Fortunately, we are increasingly aware that managing cardiovascular surgical pathology should not be limited to the surgical act itself. We recognize that many of our interventions and the materials we use are not definitive. We strive to design the best therapeutic sequence for our patient’s life expectancy, even if debates such as those surrounding TAVI in our country make us feel like we take one step forward and two steps back.
This approach becomes particularly complex when discussing scenarios far apart in time. Childhood and adulthood are often perceived as completely separate. In a country where the large number of centers performing pediatric cardiac surgery is hardly justifiable (at least if we seek excellence in outcomes), there are still many populations linked to centers exclusively handling adult patients where the diagnosis, follow-up, and management of congenital cardiovascular pathologies remain somewhat neglected.
This study is an excellent example of the importance of understanding the natural history of a pathology and addressing it in a multidisciplinary manner, applying the available evidence. Over the past years, we have observed how, across Europe, centers specializing in congenital heart diseases that have implemented systematic pre- and postnatal aortic arch study protocols have gone from rarely performing these types of surgeries to occasionally doing them weekly. Studies like this make us realize the impact of applying such protocols. Generally, these childhood interventions carry very low risk, are often performed using minimally invasive approaches, do not require aortic replacement or cardiopulmonary bypass, and result in hospital stays of just 3-4 days. In contrast, as shown by the authors, surgical complexity increases significantly in adulthood, along with morbidity. KD tissue in adults is more fragile and frequently associated with aneurysmal dilation. Nearly 60% of cases required aortic replacement, with 11% necessitating total arch replacement. It should not go unnoticed that 8% of patients arrived at the hospital with type B dissection or contained rupture, raising the question: what percentage never made it to the hospital? Additionally, it must be acknowledged that while surgery provides high symptom resolution, it is not absolute. A lifetime of airway and esophageal compression can lead to tracheomalacia and/or esophageal dysfunction that may not fully resolve upon relieving the compression.

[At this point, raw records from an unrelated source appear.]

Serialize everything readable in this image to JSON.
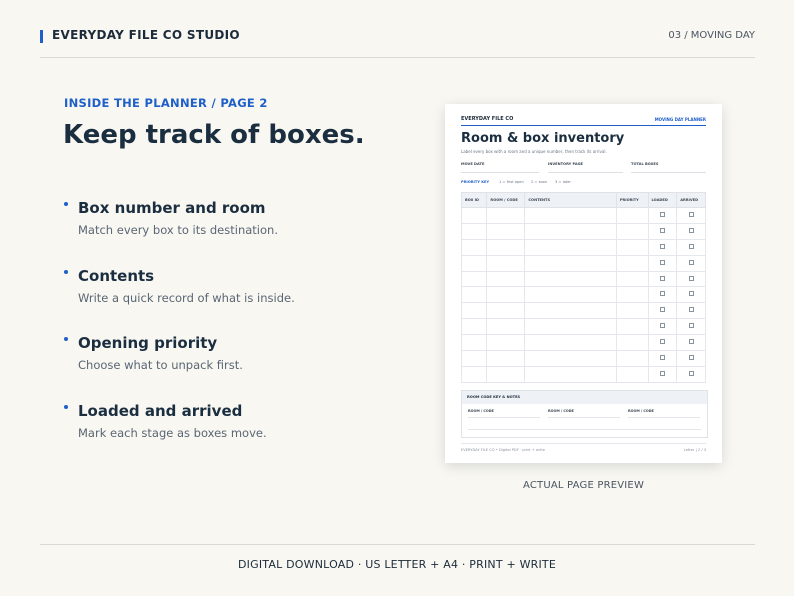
{
  "header": {
    "brand": "EVERYDAY FILE CO STUDIO",
    "page_label": "03 / MOVING DAY"
  },
  "eyebrow": "INSIDE THE PLANNER / PAGE 2",
  "headline": "Keep track of boxes.",
  "features": [
    {
      "title": "Box number and room",
      "desc": "Match every box to its destination."
    },
    {
      "title": "Contents",
      "desc": "Write a quick record of what is inside."
    },
    {
      "title": "Opening priority",
      "desc": "Choose what to unpack first."
    },
    {
      "title": "Loaded and arrived",
      "desc": "Mark each stage as boxes move."
    }
  ],
  "preview": {
    "brand": "EVERYDAY FILE CO",
    "tag": "MOVING DAY PLANNER",
    "title": "Room & box inventory",
    "subtitle": "Label every box with a room and a unique number, then track its arrival.",
    "fields": [
      "MOVE DATE",
      "INVENTORY PAGE",
      "TOTAL BOXES"
    ],
    "priority_key": "PRIORITY KEY",
    "priority_items": [
      "1 = first open",
      "2 = soon",
      "3 = later"
    ],
    "columns": [
      "BOX ID",
      "ROOM / CODE",
      "CONTENTS",
      "PRIORITY",
      "LOADED",
      "ARRIVED"
    ],
    "row_count": 11,
    "notes_title": "ROOM CODE KEY & NOTES",
    "notes_labels": [
      "ROOM / CODE",
      "ROOM / CODE",
      "ROOM / CODE"
    ],
    "footer_left": "EVERYDAY FILE CO  •  Digital PDF · print + write",
    "footer_right": "Letter  |  2 / 3"
  },
  "caption": "ACTUAL PAGE PREVIEW",
  "footer": "DIGITAL DOWNLOAD · US LETTER + A4 · PRINT + WRITE",
  "colors": {
    "accent": "#1f5fc9",
    "background": "#f8f7f2",
    "heading": "#1b2e40"
  }
}
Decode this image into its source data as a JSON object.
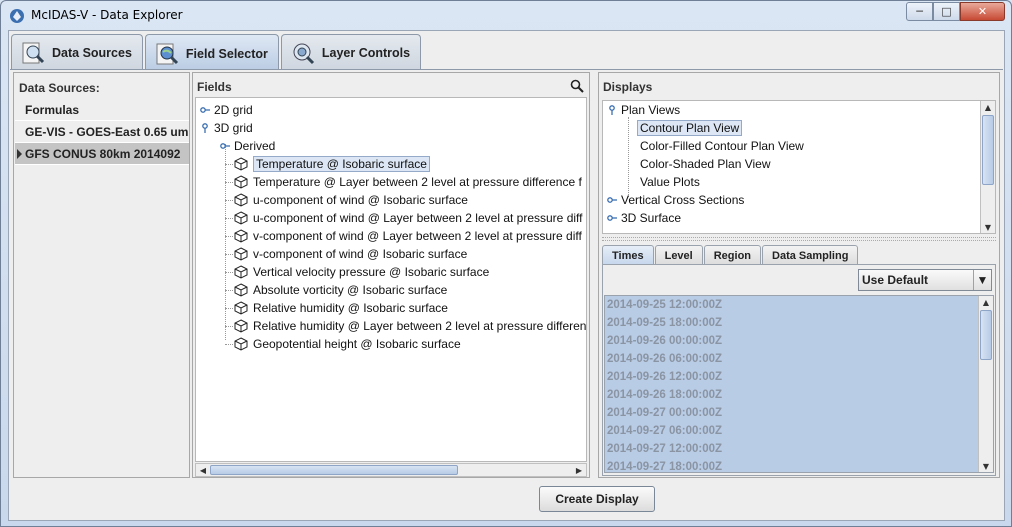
{
  "window": {
    "title": "McIDAS-V - Data Explorer"
  },
  "main_tabs": [
    {
      "label": "Data Sources",
      "icon": "magnifier-document-icon"
    },
    {
      "label": "Field Selector",
      "icon": "globe-magnifier-icon",
      "active": true
    },
    {
      "label": "Layer Controls",
      "icon": "layers-magnifier-icon"
    }
  ],
  "data_sources": {
    "header": "Data Sources:",
    "items": [
      {
        "label": "Formulas"
      },
      {
        "label": "GE-VIS - GOES-East 0.65 um"
      },
      {
        "label": "GFS CONUS 80km 2014092",
        "selected": true
      }
    ]
  },
  "fields": {
    "header": "Fields",
    "tree": [
      {
        "label": "2D grid",
        "level": 0,
        "type": "folder"
      },
      {
        "label": "3D grid",
        "level": 0,
        "type": "folder"
      },
      {
        "label": "Derived",
        "level": 1,
        "type": "folder"
      },
      {
        "label": "Temperature @ Isobaric surface",
        "level": 2,
        "type": "field",
        "selected": true
      },
      {
        "label": "Temperature @ Layer between 2 level at pressure difference f",
        "level": 2,
        "type": "field"
      },
      {
        "label": "u-component of wind @ Isobaric surface",
        "level": 2,
        "type": "field"
      },
      {
        "label": "u-component of wind @ Layer between 2 level at pressure diff",
        "level": 2,
        "type": "field"
      },
      {
        "label": "v-component of wind @ Layer between 2 level at pressure diff",
        "level": 2,
        "type": "field"
      },
      {
        "label": "v-component of wind @ Isobaric surface",
        "level": 2,
        "type": "field"
      },
      {
        "label": "Vertical velocity pressure @ Isobaric surface",
        "level": 2,
        "type": "field"
      },
      {
        "label": "Absolute vorticity @ Isobaric surface",
        "level": 2,
        "type": "field"
      },
      {
        "label": "Relative humidity @ Isobaric surface",
        "level": 2,
        "type": "field"
      },
      {
        "label": "Relative humidity @ Layer between 2 level at pressure differen",
        "level": 2,
        "type": "field"
      },
      {
        "label": "Geopotential height @ Isobaric surface",
        "level": 2,
        "type": "field"
      }
    ]
  },
  "displays": {
    "header": "Displays",
    "tree": [
      {
        "label": "Plan Views",
        "level": 0,
        "type": "folder"
      },
      {
        "label": "Contour Plan View",
        "level": 1,
        "selected": true
      },
      {
        "label": "Color-Filled Contour Plan View",
        "level": 1
      },
      {
        "label": "Color-Shaded Plan View",
        "level": 1
      },
      {
        "label": "Value Plots",
        "level": 1
      },
      {
        "label": "Vertical Cross Sections",
        "level": 0,
        "type": "folder"
      },
      {
        "label": "3D Surface",
        "level": 0,
        "type": "folder"
      }
    ],
    "subtabs": [
      "Times",
      "Level",
      "Region",
      "Data Sampling"
    ],
    "active_subtab": "Times",
    "time_mode": "Use Default",
    "times": [
      "2014-09-25 12:00:00Z",
      "2014-09-25 18:00:00Z",
      "2014-09-26 00:00:00Z",
      "2014-09-26 06:00:00Z",
      "2014-09-26 12:00:00Z",
      "2014-09-26 18:00:00Z",
      "2014-09-27 00:00:00Z",
      "2014-09-27 06:00:00Z",
      "2014-09-27 12:00:00Z",
      "2014-09-27 18:00:00Z"
    ]
  },
  "actions": {
    "create_display": "Create Display"
  },
  "colors": {
    "selection": "#dce6f4",
    "times_bg": "#b9cce6",
    "times_text": "#8a94a2"
  }
}
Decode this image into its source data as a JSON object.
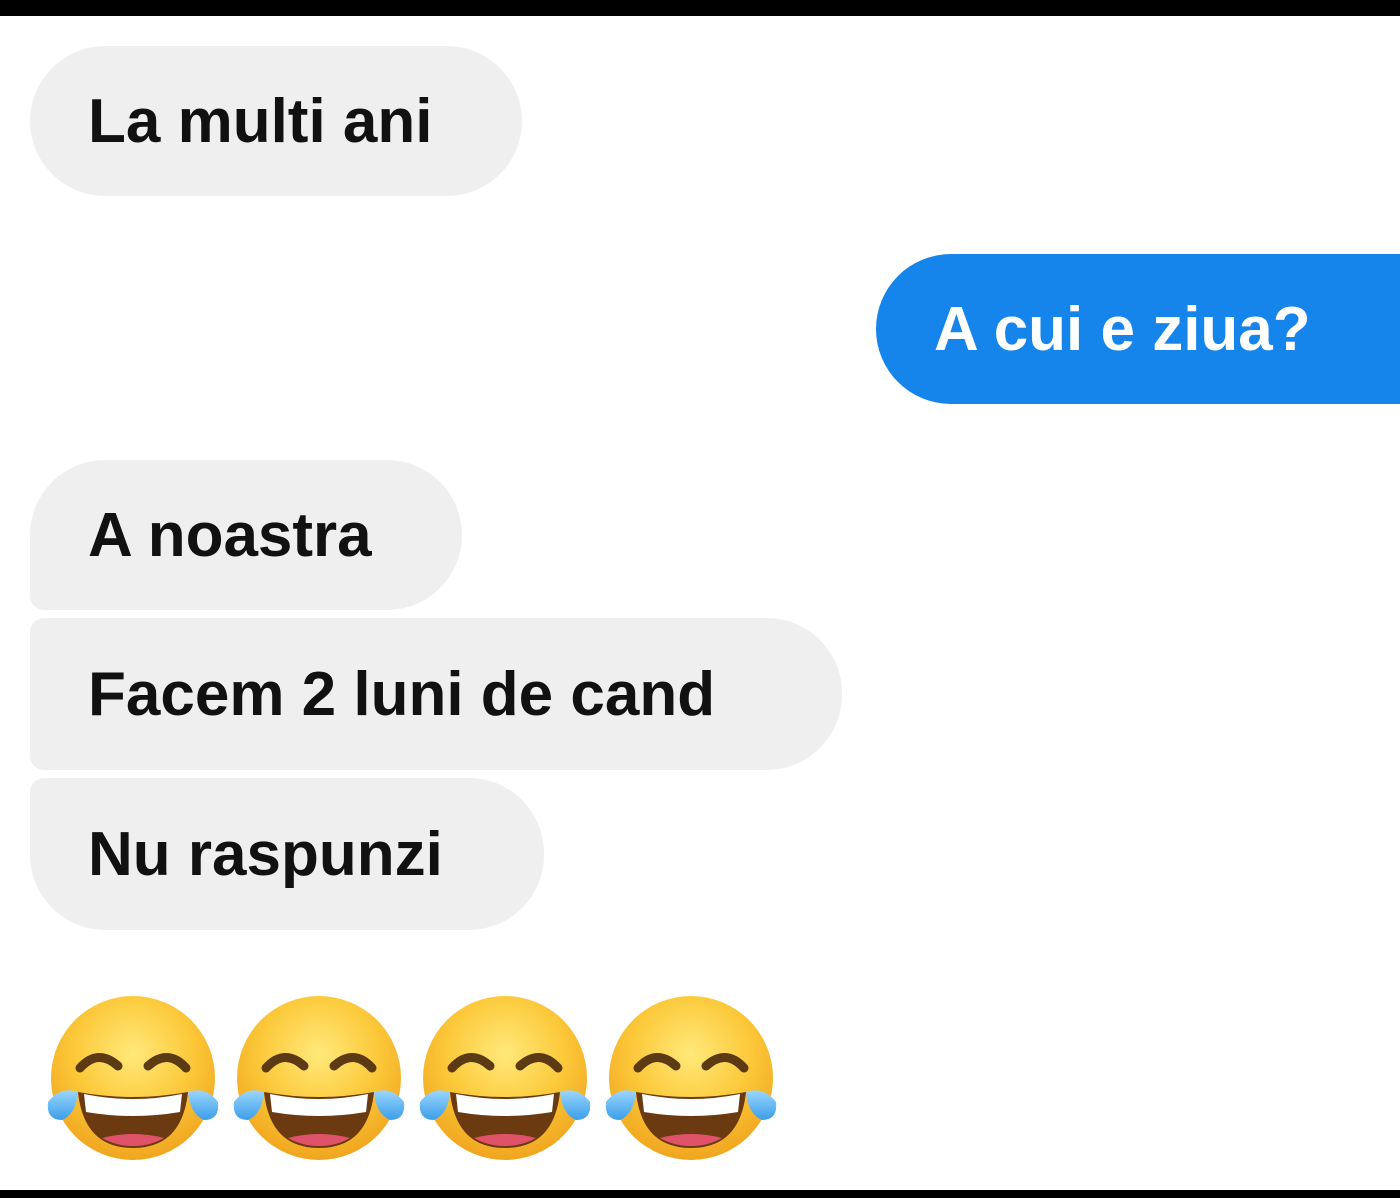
{
  "messages": [
    {
      "text": "La multi ani",
      "side": "received"
    },
    {
      "text": "A cui e ziua?",
      "side": "sent"
    },
    {
      "text": "A noastra",
      "side": "received"
    },
    {
      "text": "Facem 2 luni de cand",
      "side": "received"
    },
    {
      "text": "Nu raspunzi",
      "side": "received"
    }
  ],
  "reaction": {
    "icon": "face-with-tears-of-joy-icon",
    "count": 4
  },
  "colors": {
    "sent_bubble": "#1584eb",
    "received_bubble": "#efefef",
    "received_text": "#111111",
    "sent_text": "#ffffff"
  }
}
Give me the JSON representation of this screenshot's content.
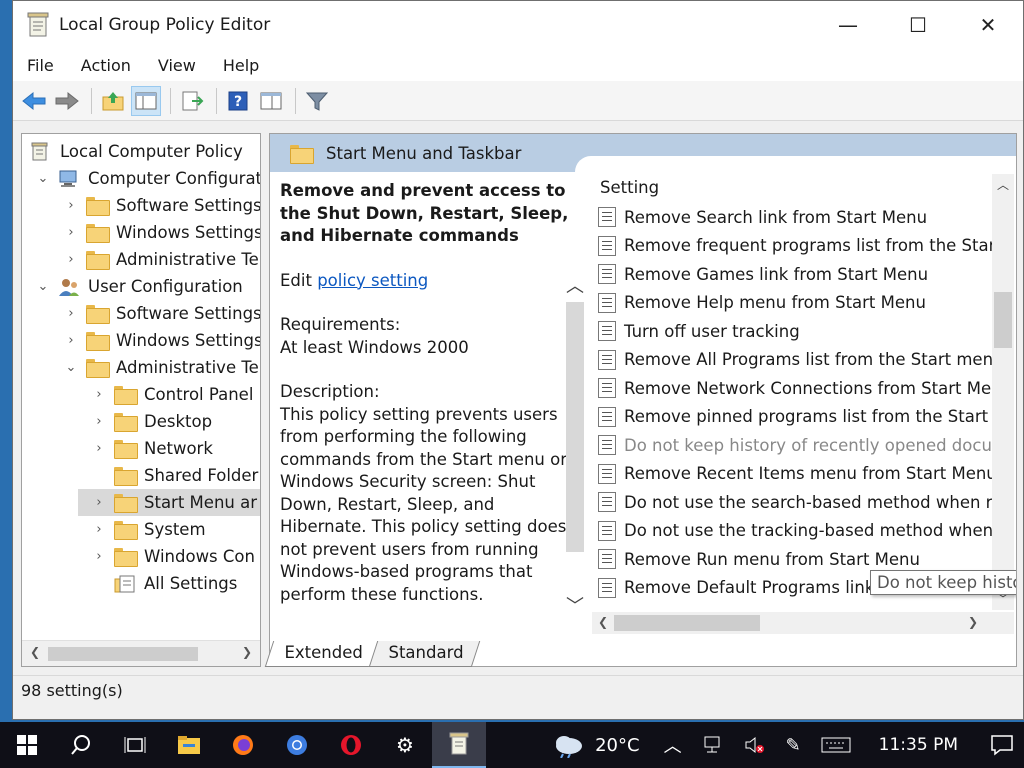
{
  "window": {
    "title": "Local Group Policy Editor",
    "controls": {
      "minimize": "—",
      "maximize": "☐",
      "close": "✕"
    }
  },
  "menu": [
    "File",
    "Action",
    "View",
    "Help"
  ],
  "tree": {
    "root": "Local Computer Policy",
    "items": [
      {
        "label": "Computer Configurat",
        "level": 1,
        "chevron": "⌄",
        "icon": "computer-icon"
      },
      {
        "label": "Software Settings",
        "level": 2,
        "chevron": "›",
        "icon": "folder-icon"
      },
      {
        "label": "Windows Settings",
        "level": 2,
        "chevron": "›",
        "icon": "folder-icon"
      },
      {
        "label": "Administrative Te",
        "level": 2,
        "chevron": "›",
        "icon": "folder-icon"
      },
      {
        "label": "User Configuration",
        "level": 1,
        "chevron": "⌄",
        "icon": "user-icon"
      },
      {
        "label": "Software Settings",
        "level": 2,
        "chevron": "›",
        "icon": "folder-icon"
      },
      {
        "label": "Windows Settings",
        "level": 2,
        "chevron": "›",
        "icon": "folder-icon"
      },
      {
        "label": "Administrative Te",
        "level": 2,
        "chevron": "⌄",
        "icon": "folder-icon"
      },
      {
        "label": "Control Panel",
        "level": 3,
        "chevron": "›",
        "icon": "folder-icon"
      },
      {
        "label": "Desktop",
        "level": 3,
        "chevron": "›",
        "icon": "folder-icon"
      },
      {
        "label": "Network",
        "level": 3,
        "chevron": "›",
        "icon": "folder-icon"
      },
      {
        "label": "Shared Folder",
        "level": 3,
        "chevron": "",
        "icon": "folder-icon"
      },
      {
        "label": "Start Menu ar",
        "level": 3,
        "chevron": "›",
        "icon": "folder-icon",
        "selected": true
      },
      {
        "label": "System",
        "level": 3,
        "chevron": "›",
        "icon": "folder-icon"
      },
      {
        "label": "Windows Con",
        "level": 3,
        "chevron": "›",
        "icon": "folder-icon"
      },
      {
        "label": "All Settings",
        "level": 3,
        "chevron": "",
        "icon": "settings-folder-icon"
      }
    ]
  },
  "panel": {
    "header": "Start Menu and Taskbar",
    "policy_title": "Remove and prevent access to the Shut Down, Restart, Sleep, and Hibernate commands",
    "edit_prefix": "Edit ",
    "edit_link": "policy setting",
    "requirements_label": "Requirements:",
    "requirements_value": "At least Windows 2000",
    "description_label": "Description:",
    "description_text": "This policy setting prevents users from performing the following commands from the Start menu or Windows Security screen: Shut Down, Restart, Sleep, and Hibernate. This policy setting does not prevent users from running Windows-based programs that perform these functions."
  },
  "settings": {
    "column": "Setting",
    "rows": [
      "Remove Search link from Start Menu",
      "Remove frequent programs list from the Start M",
      "Remove Games link from Start Menu",
      "Remove Help menu from Start Menu",
      "Turn off user tracking",
      "Remove All Programs list from the Start menu",
      "Remove Network Connections from Start Menu",
      "Remove pinned programs list from the Start Me",
      "Do not keep history of recently opened documents",
      "Remove Recent Items menu from Start Menu",
      "Do not use the search-based method when reso",
      "Do not use the tracking-based method when re",
      "Remove Run menu from Start Menu",
      "Remove Default Programs link from the Start m"
    ],
    "tooltip": "Do not keep history of recently opened documents"
  },
  "tabs": [
    "Extended",
    "Standard"
  ],
  "status": "98 setting(s)",
  "taskbar": {
    "temperature": "20°C",
    "time": "11:35 PM"
  }
}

But one question remains: what should we do with patients referred to our clinic with asymptomatic KD or dilation? What should we do with incidental findings? In this article, the authors recommend intervening in children if the KD is >1.5 times the size of the aberrant artery and in adults when the KD measures 4 cm or exhibits growth >0.5 cm/year. However, it is worth noting that patients presenting with dissection/rupture had KDs smaller than 4 cm. Other authors (e.g., Idrees et al.) advocate for more aggressive indications, proposing surgery if the KD exceeds 3 cm. Meanwhile, other studies suggest that in asymptomatic cases, conservative management may be appropriate (Hale et al.). We have seen that surgical approaches are complex in many cases and not without complications. The reality is that we do not fully understand the actual risk of dissection or rupture, which are not minor complications.
REFERENCE:
Griffeth EM, Stephens EH, Dearani JA, Francois C, Todd A, Miranda WR, et al. Outcomes of Surgical Repair of Aberrant Subclavian Arteries in Adults. Ann Thorac Surg. 2024 Feb;117(2):396-402. doi: 10.1016/j.athoracsur.2023.03.031.